Lead with a skills and certifications block above education, then add a "Labs & Projects" section showing hands-on work — TryHackMe/HackTheBox rooms, CTFs, a home lab, or a SIEM/detection project. Frame each with a tool used and a measurable outcome (e.g., "triaged 50+ simulated SIEM alerts") so a recruiter sees applied skill, not just coursework.
Can I get a cybersecurity job with no degree?
Yes — in this field certifications and demonstrated hands-on skill often outweigh a degree.
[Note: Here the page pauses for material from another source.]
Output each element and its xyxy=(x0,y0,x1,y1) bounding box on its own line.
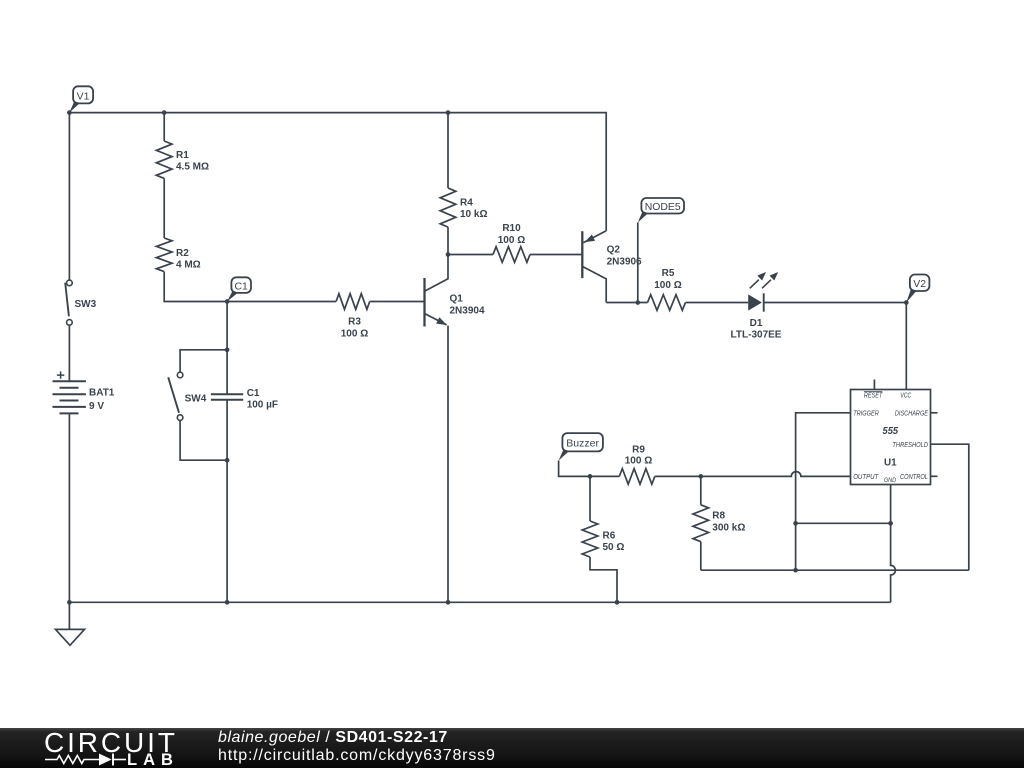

Put Security+ (the recognized entry baseline) front and center, list a home lab and projects, and use a clean ATS template so the skills and cert keywords parse correctly.
Which certifications should I put on a cybersecurity resume?
List the full certification name and the year earned, ordered by relevance to the role: Security+ or CySA+ for entry-level/SOC, OSCP/CEH for pentest, CISSP/CISM for senior and leadership, CCSP for cloud, and CISA or ISO 27001 Lead Auditor for GRC. Include "in progress" certs too — recruiters credit them.
SOC analyst vs. security engineer vs. penetration tester — which template do I use?
A SOC analyst resume centers on monitoring, SIEM/EDR triage, and incident response; a security engineer resume centers on building and hardening systems, automation, and architecture; a pentester resume centers on offensive tooling (Burp Suite, Metasploit, Nmap), findings, and OSCP/CEH. Pick the layout that matches the role and mirror that job posting's language.
How do I put a home lab or TryHackMe on my cybersecurity resume?
Create a dedicated "Labs & Projects" section and give each entry a title, the tools used, and what you accomplished — e.g., "Built a home SOC lab (Splunk, Sysmon, pfSense) and wrote detections mapped to MITRE ATT&CK." This is the strongest substitute for work experience when you're breaking in.
Are these cybersecurity resume templates ATS-friendly?
Yes — every template uses standard headings and a clean, single-page layout that applicant tracking systems parse cleanly, and downloads in Word (.docx) and Google Docs. Mirror the job posting's keywords (SIEM, incident response, vulnerability management, Security+) in your skills section to score higher.